Not enough hours in the day…

“Lost in the shadows of the shelves, I almost fall off the ladder.”

It probably comes as no surprise to anyone who knows me, or is generally reading this, that I absolutely adore bookstores. From the big corporate machines like Waterstone’s to grubby second-hand bookstores down back alleys, I love them all. I’ve been in stores that specialise in politics, or the paranormal. I’ve explored enormous labyrinthine buildings over several floors, or tiny one-room things with curious looking titles. I’ve climbed spiral staircases into dusty attics, and slipped down corridors to damp basements of leathery hardbacks. I even worked briefly in a university bookstore. I will never tire of them, that sense of thousands upon thousands of stories hidden away, waiting to reveal their secrets. And yet, I feel some disappointment, as I will never encounter a bookstore like Mr Penumbra’s.

Our narrator, Clay Jannon, is another one of those bright young things who has been left floundering by the recession. He was working for in web design for a bagel company, but they’ve gone belly up and he is now searching for something else to fill his hours and bank account. A chance encounter at a curious looking bookstore leads to him becoming the night clerk at Mr Penumbra’s 24-Hour Bookstore. The owner is curious, old and blue-eyed, completely trusting of his staff, but the store itself is stranger still. The single shop room is perhaps thirty feet high, books climbing up into the rafters. There aren’t many traditional books here, mostly unreadable tomes, each branded with a single name.

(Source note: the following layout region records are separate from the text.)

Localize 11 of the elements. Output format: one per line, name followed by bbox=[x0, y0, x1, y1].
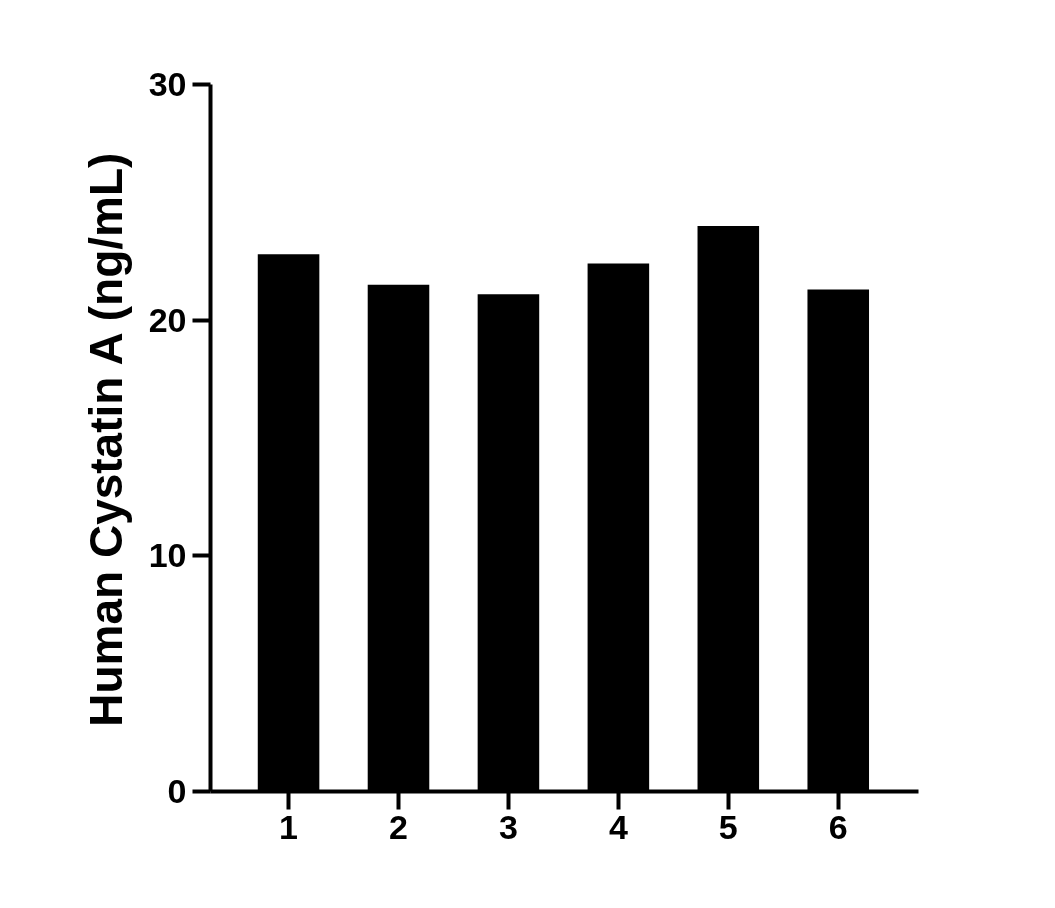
x-tick-label: 1 bbox=[279, 807, 299, 846]
y-tick-label: 10 bbox=[148, 536, 187, 575]
x-tick-label: 3 bbox=[498, 807, 518, 846]
y-tick-label: 20 bbox=[148, 300, 187, 339]
x-tick-label: 5 bbox=[718, 807, 738, 846]
x-tick-label: 6 bbox=[828, 807, 848, 846]
x-tick-label: 4 bbox=[608, 807, 628, 846]
x-tick-label: 2 bbox=[389, 807, 408, 846]
y-axis-title: Human Cystatin A (ng/mL) bbox=[79, 152, 132, 727]
y-tick-label: 30 bbox=[148, 65, 187, 103]
y-tick-label: 0 bbox=[167, 772, 187, 810]
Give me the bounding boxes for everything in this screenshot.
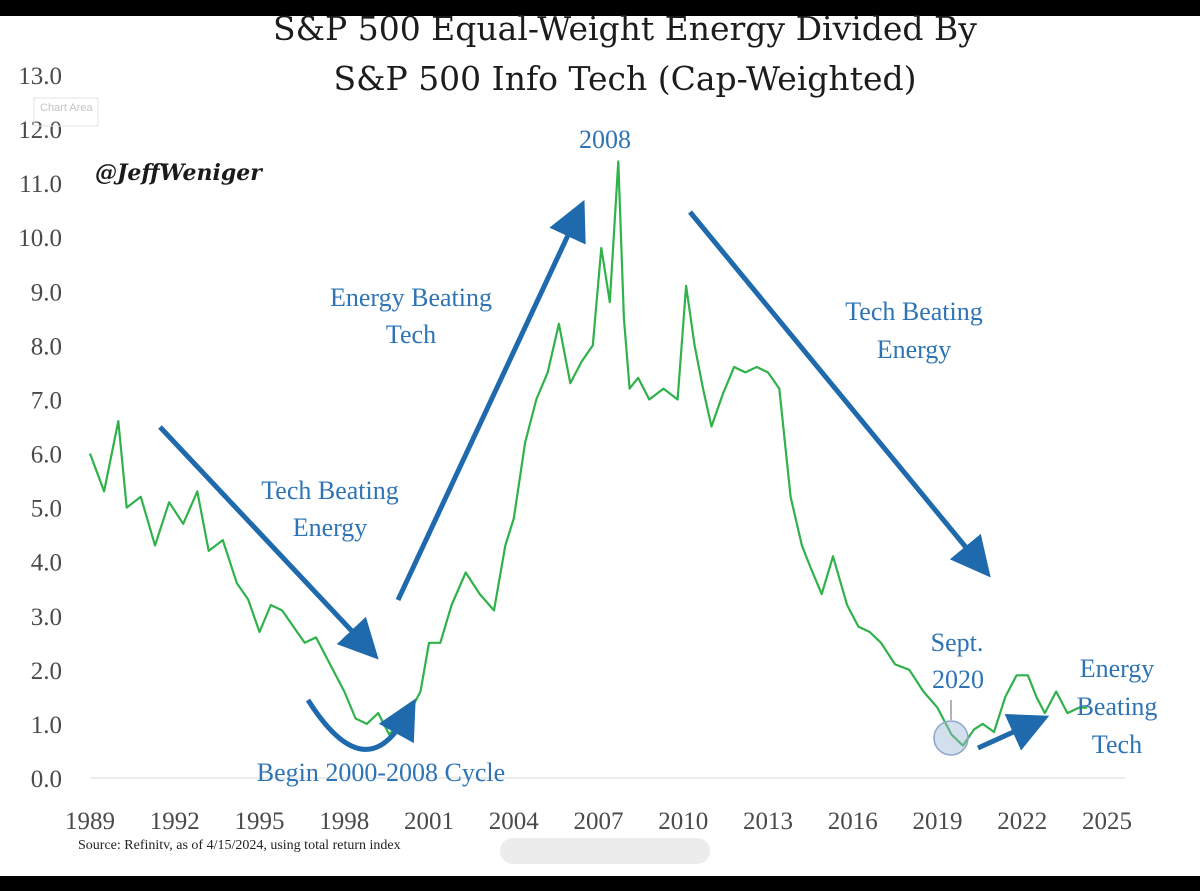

Even stranger than the books and the store are the customers. They rarely seem to buy anything, just swap out their last book for the next one. Clay becomes curious, wondering what sort of operation is being run here, and he soon finds himself embroiled in a centuries old mystery that he can only crack with the help of his wealthy friend Neel, a pretty young Googler called Kat, and a series of books he adored as a child.

This book, both witty and frothy with fun and love, is a totally engaging read. It takes you from the first printing presses back in history’s depths, right up to the Googleplex, Google’s head office. Clay is a funny narrator, a nerd caught up in a mystery that’s bigger than he can even envision. However, while the characters are lovely and very wonderfully nerdy, it is actually the scenery that dominates this book. Without giving away too much, the places we visit here are the titular bookstore and the aforementioned Google HQ (which, from what I know about Google, seems pretty accurate and definitely believable), but also the offices of a secret society in the middle of New York, a museum dedicated to the science and history of knitting, a city inside a San Francisco apartment, and a subterranean storage facility that contains historical treasures that can’t fit into any above-ground museums. Each is described in beautiful, hypnotic, dazzling detail. I just want to get up and go and find these places.

It’s a book in which the old technology of books and printing presses mixes seemlessly with the modern world of WiFi and Kindles, where the two forms must combine forces and work together to solve the unsolvable. It is a book for anyone deeply passionate about books, but also anyone with a deep fascination for the future of technology, or even the Internet itself, or design! Actually, this is one of those books that I dare anyone not to love.

The right book exactly, at exactly the right time.